Really testing in different cohorts you know how our vaccine adds value in those real-life settings. This is also a data set that we expect in quarter three. All in all, we have triggered those studies also to ensure that we have data that will allow the vaccination recommendation bodies to take respective decisions prior to the fall/winter vaccination campaigns.
Great. Thank you.
As a final reminder, if you wish to ask a question, please press star one on your telephone. Your next question comes from the line of Arsène Guéguen from Kepler Cheuvreux. Please ask your question.
Hello, gentlemen. Thank you for taking my question. Two question, if I may. First of all, a quick one. I don't understand the amount that you already received from the European Commission. If you can repeat it could be great. The second one is, we know that the European Commission and the EMA are independent. However, European Commission has a lot of unused vaccine currently. So again, this is backdrop. Do you really think that EMA would give you an approval before the deadline? Maybe a following question. What could be the volume of supply we can expect following your discussion with the different member states? Thank you.
We said at the beginning that under the advance purchase agreement, and when you look at what we have received, we are talking roughly about a 30% prepayment. Then the second point is on the EC and EMA independence and in relation to that, also the supply topic. First of all, regulatory authorities have to be independent, and regulatory authorities have to not be influenced by, you know, the commercial, you know, environment, contractual situation, and so on and so forth. You know, in a way, you can see this with MHRA in the UK, right? I mean, also the UK government terminated the contract. MHRA still approved the product.
In a way, we see this really at this point in time being independent, and we have no sign whatsoever at this point in time that there is not the absolute integrity by the regulatory authorities being maintained. With regards to supply volumes, we have not at this point in time or we don't feel comfortable at this point in time since we have initiated the discussion to talk about quantities at this point in time. It would just not be helpful in the overall process.
Okay. Thank you.
I have no further questions showing. I'd like to pass back to the speakers for any closing comments. Thank you.

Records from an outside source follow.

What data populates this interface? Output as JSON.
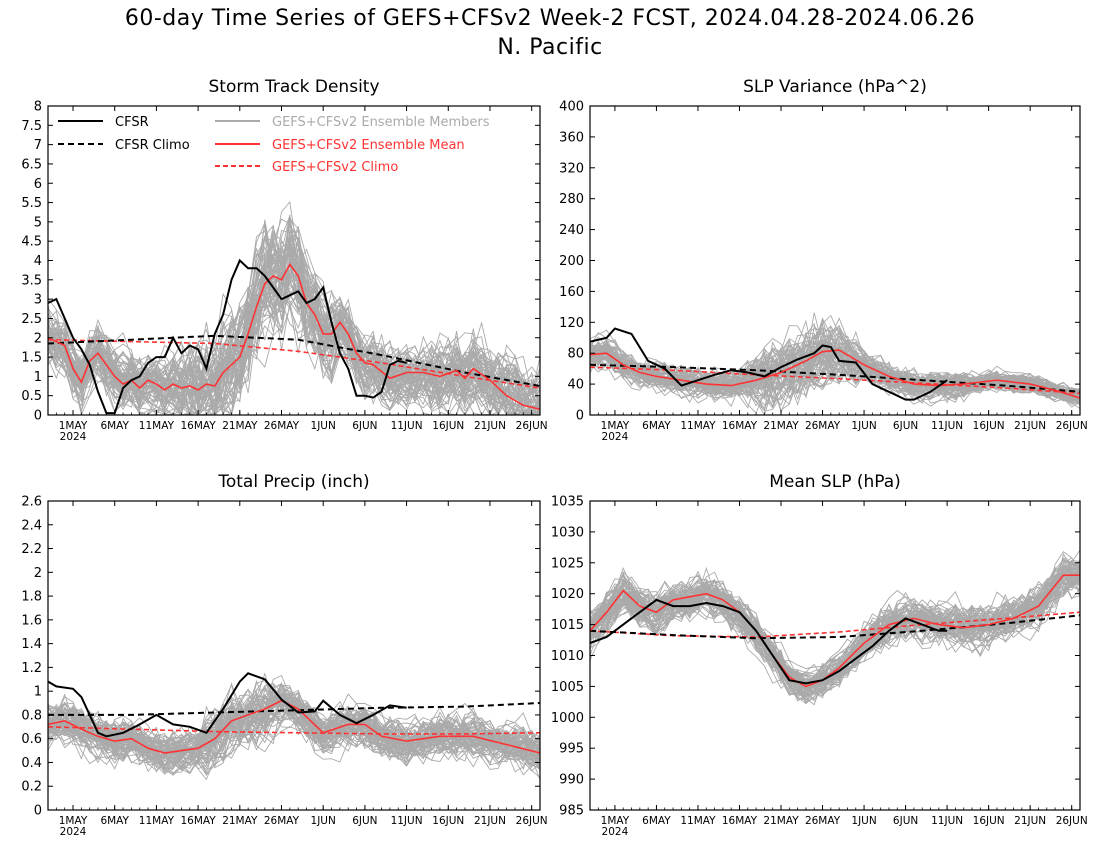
{
  "title": {
    "line1": "60-day Time Series of GEFS+CFSv2 Week-2 FCST, 2024.04.28-2024.06.26",
    "line2": "N. Pacific"
  },
  "legend": {
    "placement": "top (Storm Track Density panel)",
    "cfsr": "CFSR",
    "cfsr_climo": "CFSR Climo",
    "members": "GEFS+CFSv2 Ensemble Members",
    "mean": "GEFS+CFSv2 Ensemble Mean",
    "climo": "GEFS+CFSv2 Climo"
  },
  "colors": {
    "cfsr": "#000000",
    "ensemble_members": "#aaaaaa",
    "ensemble_mean": "#ff3333"
  },
  "chart_data": [
    {
      "type": "line",
      "title": "Storm Track Density",
      "x_range": [
        "2024-04-28",
        "2024-06-26"
      ],
      "xticks": [
        "1MAY\n2024",
        "6MAY",
        "11MAY",
        "16MAY",
        "21MAY",
        "26MAY",
        "1JUN",
        "6JUN",
        "11JUN",
        "16JUN",
        "21JUN",
        "26JUN"
      ],
      "ylim": [
        0,
        8
      ],
      "yticks": [
        "0",
        "0.5",
        "1",
        "1.5",
        "2",
        "2.5",
        "3",
        "3.5",
        "4",
        "4.5",
        "5",
        "5.5",
        "6",
        "6.5",
        "7",
        "7.5",
        "8"
      ],
      "grid": false,
      "series": [
        {
          "name": "CFSR",
          "x": [
            "2024-04-28",
            "2024-04-29",
            "2024-04-30",
            "2024-05-01",
            "2024-05-02",
            "2024-05-03",
            "2024-05-04",
            "2024-05-05",
            "2024-05-06",
            "2024-05-07",
            "2024-05-08",
            "2024-05-09",
            "2024-05-10",
            "2024-05-11",
            "2024-05-12",
            "2024-05-13",
            "2024-05-14",
            "2024-05-15",
            "2024-05-16",
            "2024-05-17",
            "2024-05-18",
            "2024-05-19",
            "2024-05-20",
            "2024-05-21",
            "2024-05-22",
            "2024-05-23",
            "2024-05-24",
            "2024-05-25",
            "2024-05-26",
            "2024-05-27",
            "2024-05-28",
            "2024-05-29",
            "2024-05-30",
            "2024-05-31",
            "2024-06-01",
            "2024-06-02",
            "2024-06-03",
            "2024-06-04",
            "2024-06-05",
            "2024-06-06",
            "2024-06-07",
            "2024-06-08",
            "2024-06-09",
            "2024-06-10"
          ],
          "y": [
            2.9,
            3.0,
            2.5,
            2.0,
            1.7,
            1.3,
            0.6,
            0.05,
            0.05,
            0.7,
            0.9,
            1.0,
            1.35,
            1.5,
            1.5,
            2.0,
            1.6,
            1.8,
            1.7,
            1.2,
            2.1,
            2.6,
            3.5,
            4.0,
            3.8,
            3.8,
            3.6,
            3.3,
            3.0,
            3.1,
            3.2,
            2.9,
            3.0,
            3.3,
            2.4,
            1.6,
            1.2,
            0.5,
            0.5,
            0.45,
            0.6,
            1.3,
            1.4,
            1.35
          ]
        },
        {
          "name": "CFSR Climo",
          "x": [
            "2024-04-28",
            "2024-05-08",
            "2024-05-18",
            "2024-05-28",
            "2024-06-07",
            "2024-06-17",
            "2024-06-26"
          ],
          "y": [
            1.85,
            1.95,
            2.05,
            1.95,
            1.55,
            1.1,
            0.75
          ]
        },
        {
          "name": "GEFS+CFSv2 Ensemble Mean",
          "x": [
            "2024-04-28",
            "2024-04-30",
            "2024-05-01",
            "2024-05-02",
            "2024-05-03",
            "2024-05-04",
            "2024-05-05",
            "2024-05-06",
            "2024-05-07",
            "2024-05-08",
            "2024-05-09",
            "2024-05-10",
            "2024-05-11",
            "2024-05-12",
            "2024-05-13",
            "2024-05-14",
            "2024-05-15",
            "2024-05-16",
            "2024-05-17",
            "2024-05-18",
            "2024-05-19",
            "2024-05-20",
            "2024-05-21",
            "2024-05-22",
            "2024-05-23",
            "2024-05-24",
            "2024-05-25",
            "2024-05-26",
            "2024-05-27",
            "2024-05-28",
            "2024-05-29",
            "2024-05-30",
            "2024-05-31",
            "2024-06-01",
            "2024-06-02",
            "2024-06-03",
            "2024-06-04",
            "2024-06-05",
            "2024-06-06",
            "2024-06-08",
            "2024-06-10",
            "2024-06-12",
            "2024-06-14",
            "2024-06-16",
            "2024-06-17",
            "2024-06-18",
            "2024-06-20",
            "2024-06-22",
            "2024-06-24",
            "2024-06-26"
          ],
          "y": [
            2.0,
            1.8,
            1.2,
            0.85,
            1.4,
            1.6,
            1.3,
            1.0,
            0.8,
            0.9,
            0.7,
            0.9,
            0.8,
            0.65,
            0.8,
            0.7,
            0.75,
            0.65,
            0.8,
            0.75,
            1.1,
            1.3,
            1.5,
            2.1,
            2.8,
            3.4,
            3.6,
            3.5,
            3.9,
            3.6,
            2.9,
            2.6,
            2.1,
            2.1,
            2.4,
            2.1,
            1.6,
            1.35,
            1.3,
            0.95,
            1.1,
            1.1,
            1.0,
            1.15,
            0.95,
            1.2,
            0.9,
            0.5,
            0.25,
            0.15
          ]
        },
        {
          "name": "GEFS+CFSv2 Climo",
          "x": [
            "2024-04-28",
            "2024-05-08",
            "2024-05-18",
            "2024-05-28",
            "2024-06-07",
            "2024-06-17",
            "2024-06-26"
          ],
          "y": [
            1.95,
            1.9,
            1.85,
            1.65,
            1.35,
            1.0,
            0.7
          ]
        }
      ]
    },
    {
      "type": "line",
      "title": "SLP Variance (hPa^2)",
      "x_range": [
        "2024-04-28",
        "2024-06-26"
      ],
      "xticks": [
        "1MAY\n2024",
        "6MAY",
        "11MAY",
        "16MAY",
        "21MAY",
        "26MAY",
        "1JUN",
        "6JUN",
        "11JUN",
        "16JUN",
        "21JUN",
        "26JUN"
      ],
      "ylim": [
        0,
        400
      ],
      "yticks": [
        "0",
        "40",
        "80",
        "120",
        "160",
        "200",
        "240",
        "280",
        "320",
        "360",
        "400"
      ],
      "grid": false,
      "series": [
        {
          "name": "CFSR",
          "x": [
            "2024-04-28",
            "2024-04-30",
            "2024-05-01",
            "2024-05-03",
            "2024-05-05",
            "2024-05-07",
            "2024-05-09",
            "2024-05-11",
            "2024-05-13",
            "2024-05-15",
            "2024-05-17",
            "2024-05-19",
            "2024-05-21",
            "2024-05-23",
            "2024-05-25",
            "2024-05-26",
            "2024-05-27",
            "2024-05-28",
            "2024-05-30",
            "2024-06-01",
            "2024-06-03",
            "2024-06-05",
            "2024-06-06",
            "2024-06-08",
            "2024-06-10"
          ],
          "y": [
            95,
            100,
            112,
            105,
            70,
            60,
            38,
            45,
            52,
            58,
            55,
            50,
            62,
            72,
            80,
            90,
            88,
            70,
            68,
            40,
            30,
            20,
            20,
            30,
            45
          ]
        },
        {
          "name": "CFSR Climo",
          "x": [
            "2024-04-28",
            "2024-05-08",
            "2024-05-18",
            "2024-05-28",
            "2024-06-07",
            "2024-06-17",
            "2024-06-26"
          ],
          "y": [
            65,
            62,
            58,
            52,
            45,
            38,
            30
          ]
        },
        {
          "name": "GEFS+CFSv2 Ensemble Mean",
          "x": [
            "2024-04-28",
            "2024-04-30",
            "2024-05-02",
            "2024-05-04",
            "2024-05-06",
            "2024-05-09",
            "2024-05-12",
            "2024-05-15",
            "2024-05-18",
            "2024-05-21",
            "2024-05-24",
            "2024-05-26",
            "2024-05-28",
            "2024-05-31",
            "2024-06-03",
            "2024-06-06",
            "2024-06-09",
            "2024-06-12",
            "2024-06-16",
            "2024-06-20",
            "2024-06-23",
            "2024-06-26"
          ],
          "y": [
            78,
            80,
            65,
            55,
            50,
            45,
            40,
            38,
            45,
            55,
            70,
            82,
            84,
            65,
            50,
            40,
            38,
            40,
            45,
            40,
            32,
            22
          ]
        },
        {
          "name": "GEFS+CFSv2 Climo",
          "x": [
            "2024-04-28",
            "2024-05-08",
            "2024-05-18",
            "2024-05-28",
            "2024-06-07",
            "2024-06-17",
            "2024-06-26"
          ],
          "y": [
            62,
            58,
            52,
            47,
            41,
            35,
            28
          ]
        }
      ]
    },
    {
      "type": "line",
      "title": "Total Precip (inch)",
      "x_range": [
        "2024-04-28",
        "2024-06-26"
      ],
      "xticks": [
        "1MAY\n2024",
        "6MAY",
        "11MAY",
        "16MAY",
        "21MAY",
        "26MAY",
        "1JUN",
        "6JUN",
        "11JUN",
        "16JUN",
        "21JUN",
        "26JUN"
      ],
      "ylim": [
        0,
        2.6
      ],
      "yticks": [
        "0",
        "0.2",
        "0.4",
        "0.6",
        "0.8",
        "1",
        "1.2",
        "1.4",
        "1.6",
        "1.8",
        "2",
        "2.2",
        "2.4",
        "2.6"
      ],
      "grid": false,
      "series": [
        {
          "name": "CFSR",
          "x": [
            "2024-04-28",
            "2024-04-29",
            "2024-05-01",
            "2024-05-02",
            "2024-05-04",
            "2024-05-05",
            "2024-05-07",
            "2024-05-09",
            "2024-05-11",
            "2024-05-13",
            "2024-05-15",
            "2024-05-17",
            "2024-05-19",
            "2024-05-21",
            "2024-05-22",
            "2024-05-24",
            "2024-05-26",
            "2024-05-28",
            "2024-05-30",
            "2024-05-31",
            "2024-06-02",
            "2024-06-04",
            "2024-06-06",
            "2024-06-08",
            "2024-06-10"
          ],
          "y": [
            1.08,
            1.04,
            1.02,
            0.95,
            0.65,
            0.62,
            0.65,
            0.72,
            0.8,
            0.72,
            0.7,
            0.65,
            0.85,
            1.08,
            1.15,
            1.1,
            0.93,
            0.82,
            0.83,
            0.92,
            0.8,
            0.73,
            0.8,
            0.88,
            0.86
          ]
        },
        {
          "name": "CFSR Climo",
          "x": [
            "2024-04-28",
            "2024-05-08",
            "2024-05-18",
            "2024-05-28",
            "2024-06-07",
            "2024-06-17",
            "2024-06-26"
          ],
          "y": [
            0.8,
            0.8,
            0.82,
            0.84,
            0.86,
            0.87,
            0.9
          ]
        },
        {
          "name": "GEFS+CFSv2 Ensemble Mean",
          "x": [
            "2024-04-28",
            "2024-04-30",
            "2024-05-02",
            "2024-05-04",
            "2024-05-06",
            "2024-05-08",
            "2024-05-10",
            "2024-05-12",
            "2024-05-14",
            "2024-05-16",
            "2024-05-18",
            "2024-05-20",
            "2024-05-22",
            "2024-05-24",
            "2024-05-26",
            "2024-05-28",
            "2024-05-31",
            "2024-06-03",
            "2024-06-05",
            "2024-06-07",
            "2024-06-10",
            "2024-06-14",
            "2024-06-18",
            "2024-06-22",
            "2024-06-26"
          ],
          "y": [
            0.72,
            0.75,
            0.68,
            0.62,
            0.58,
            0.6,
            0.52,
            0.48,
            0.5,
            0.52,
            0.6,
            0.75,
            0.8,
            0.85,
            0.92,
            0.85,
            0.65,
            0.72,
            0.72,
            0.62,
            0.58,
            0.62,
            0.62,
            0.55,
            0.48
          ]
        },
        {
          "name": "GEFS+CFSv2 Climo",
          "x": [
            "2024-04-28",
            "2024-05-08",
            "2024-05-18",
            "2024-05-28",
            "2024-06-07",
            "2024-06-17",
            "2024-06-26"
          ],
          "y": [
            0.7,
            0.68,
            0.66,
            0.65,
            0.64,
            0.64,
            0.65
          ]
        }
      ]
    },
    {
      "type": "line",
      "title": "Mean SLP (hPa)",
      "x_range": [
        "2024-04-28",
        "2024-06-26"
      ],
      "xticks": [
        "1MAY\n2024",
        "6MAY",
        "11MAY",
        "16MAY",
        "21MAY",
        "26MAY",
        "1JUN",
        "6JUN",
        "11JUN",
        "16JUN",
        "21JUN",
        "26JUN"
      ],
      "ylim": [
        985,
        1035
      ],
      "yticks": [
        "985",
        "990",
        "995",
        "1000",
        "1005",
        "1010",
        "1015",
        "1020",
        "1025",
        "1030",
        "1035"
      ],
      "grid": false,
      "series": [
        {
          "name": "CFSR",
          "x": [
            "2024-04-28",
            "2024-04-30",
            "2024-05-02",
            "2024-05-04",
            "2024-05-06",
            "2024-05-08",
            "2024-05-10",
            "2024-05-12",
            "2024-05-14",
            "2024-05-16",
            "2024-05-18",
            "2024-05-20",
            "2024-05-22",
            "2024-05-24",
            "2024-05-26",
            "2024-05-28",
            "2024-05-30",
            "2024-06-01",
            "2024-06-03",
            "2024-06-05",
            "2024-06-07",
            "2024-06-09",
            "2024-06-10"
          ],
          "y": [
            1012,
            1013,
            1015,
            1017,
            1019,
            1018,
            1018,
            1018.5,
            1018,
            1017,
            1014,
            1010,
            1006,
            1005.5,
            1006,
            1007.5,
            1009.5,
            1011.5,
            1014,
            1016,
            1015,
            1014,
            1014
          ]
        },
        {
          "name": "CFSR Climo",
          "x": [
            "2024-04-28",
            "2024-05-08",
            "2024-05-18",
            "2024-05-28",
            "2024-06-07",
            "2024-06-17",
            "2024-06-26"
          ],
          "y": [
            1014,
            1013.3,
            1012.8,
            1013,
            1014,
            1015.2,
            1016.5
          ]
        },
        {
          "name": "GEFS+CFSv2 Ensemble Mean",
          "x": [
            "2024-04-28",
            "2024-04-30",
            "2024-05-02",
            "2024-05-04",
            "2024-05-06",
            "2024-05-08",
            "2024-05-10",
            "2024-05-12",
            "2024-05-14",
            "2024-05-16",
            "2024-05-18",
            "2024-05-20",
            "2024-05-22",
            "2024-05-24",
            "2024-05-26",
            "2024-05-28",
            "2024-05-31",
            "2024-06-03",
            "2024-06-06",
            "2024-06-09",
            "2024-06-12",
            "2024-06-15",
            "2024-06-18",
            "2024-06-21",
            "2024-06-24",
            "2024-06-26"
          ],
          "y": [
            1014,
            1017,
            1020.5,
            1018,
            1017,
            1019,
            1019.5,
            1020,
            1019,
            1017,
            1014,
            1010,
            1006.5,
            1005,
            1006,
            1008,
            1012,
            1015,
            1016,
            1015,
            1014.5,
            1015,
            1016,
            1018,
            1023,
            1023
          ]
        },
        {
          "name": "GEFS+CFSv2 Climo",
          "x": [
            "2024-04-28",
            "2024-05-08",
            "2024-05-18",
            "2024-05-28",
            "2024-06-07",
            "2024-06-17",
            "2024-06-26"
          ],
          "y": [
            1014,
            1013.2,
            1013,
            1013.8,
            1015,
            1016,
            1017
          ]
        }
      ]
    }
  ]
}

Yes. Thank you, so much for your time today. We thought that it would be helpful to address your questions collectively in such a setting, and I think your questions clearly indicated to us that there was a need for this call. I mean, bottom line one more time, reiterating the company's position. We believe that we have a highly differentiated vaccine approach. We believe that this vaccine can still, you know, play a role, a very nice complementary role in the fight against the ongoing pandemic, but also, as a basis and as a platform for the future, you know, endemic phases.
As such, we continue working very, very hard to position the vaccine and especially working with those you know member states who would like to see this vaccine in their portfolio. With that, it is very clear that we will try everything to come to an agreement with the EC on an acceptable remediation plan while we continue focusing on the process with EMA and CHMP to get approval later in the June meeting. With that, thank you so much again, and we keep you posted. We keep you updated. Feel free to contact us if needed. I still wish you a good remaining day. Goodbye.
That concludes our conference for today. Thank you for participating. You may now disconnect.